The city council of Lino Lakes, a Twin Cities suburb, has voted to make English their official language and avoid as much translation as Title VI of the Civil Rights Act of 1964 will allow.
Way to be progressive.
In trying to defend that the new ordinance is motivated strictly by economics, the mayor said, “It angers me that people made it into a race issue.”
Perhaps he has a point. Language and race don’t strictly correlate. How about we call it a culture issue?
A townsman in favor of the resolution opined, “I’m tired of going to restaurants and hearing these new families speaking their native tongue to their kids.”
I’m sorry, What?
I feel sick to my stomach.
The council member who placed the only no-vote said after the meeting that she is concerned about how this will make Lino Lakes be perceived.
I should say so.
I won’t go into detail about how I perceive people who support this crap, but I imagine you can guess.
I’m going to let my brother have the final word in this post, since he’s far more level-headed and thoughtful than me.
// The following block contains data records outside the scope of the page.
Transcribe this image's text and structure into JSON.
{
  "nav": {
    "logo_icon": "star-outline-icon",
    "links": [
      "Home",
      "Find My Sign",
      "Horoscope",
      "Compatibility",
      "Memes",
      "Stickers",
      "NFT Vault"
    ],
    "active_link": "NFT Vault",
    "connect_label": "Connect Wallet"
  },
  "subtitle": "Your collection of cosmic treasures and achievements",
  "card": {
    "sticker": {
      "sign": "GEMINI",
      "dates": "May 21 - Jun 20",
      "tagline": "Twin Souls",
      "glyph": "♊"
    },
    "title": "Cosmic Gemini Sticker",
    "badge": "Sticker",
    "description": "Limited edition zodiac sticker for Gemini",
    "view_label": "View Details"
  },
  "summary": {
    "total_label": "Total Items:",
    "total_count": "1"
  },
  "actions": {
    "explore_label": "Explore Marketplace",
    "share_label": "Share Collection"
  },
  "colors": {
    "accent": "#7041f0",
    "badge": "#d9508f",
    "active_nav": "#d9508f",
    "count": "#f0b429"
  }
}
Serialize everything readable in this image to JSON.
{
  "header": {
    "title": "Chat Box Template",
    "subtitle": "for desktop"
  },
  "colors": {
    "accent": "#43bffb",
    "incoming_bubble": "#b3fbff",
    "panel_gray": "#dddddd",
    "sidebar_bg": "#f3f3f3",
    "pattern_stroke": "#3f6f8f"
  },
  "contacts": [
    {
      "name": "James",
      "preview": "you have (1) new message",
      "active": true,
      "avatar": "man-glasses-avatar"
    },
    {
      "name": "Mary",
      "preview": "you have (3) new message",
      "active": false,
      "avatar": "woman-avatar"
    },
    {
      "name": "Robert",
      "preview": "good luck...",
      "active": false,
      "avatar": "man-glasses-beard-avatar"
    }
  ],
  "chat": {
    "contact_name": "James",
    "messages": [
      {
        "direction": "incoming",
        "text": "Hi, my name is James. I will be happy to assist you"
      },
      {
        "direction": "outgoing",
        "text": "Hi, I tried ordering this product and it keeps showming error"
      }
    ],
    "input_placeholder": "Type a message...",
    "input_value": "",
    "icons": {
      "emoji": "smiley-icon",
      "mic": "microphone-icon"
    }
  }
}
This is what he wrote in the comment thread back when I ripped on Tim James for similarly naive, linguacentric priggishness:
“Learn English” is almost completely a nonstarter for me. Immigrant families nearly-inevitably *do* learn English, and the assimilation takes one or two generations after immigration.
To grossly simplify: The older folks may never speak fluent English, their kids–who grow up speaking the family language at home and English at school, etc–are bilingual and may speak with an accent, and their kids in turn are native English speakers.
Here in SW MN, that’s how it worked for Germans and Swedes in 1910, and it’s how it’s working for Mexicans, East Africans, and Burmese now.
This still leaves real, complex, and sometimes costly questions of how much and what kind of accommodations and services to offer during the transition.
But demanding, “Learn English”? That’s purely and only a message of fear for English-speaking constituents. It says nothing to immigrants. They don’t need to be told; they *are* learning English.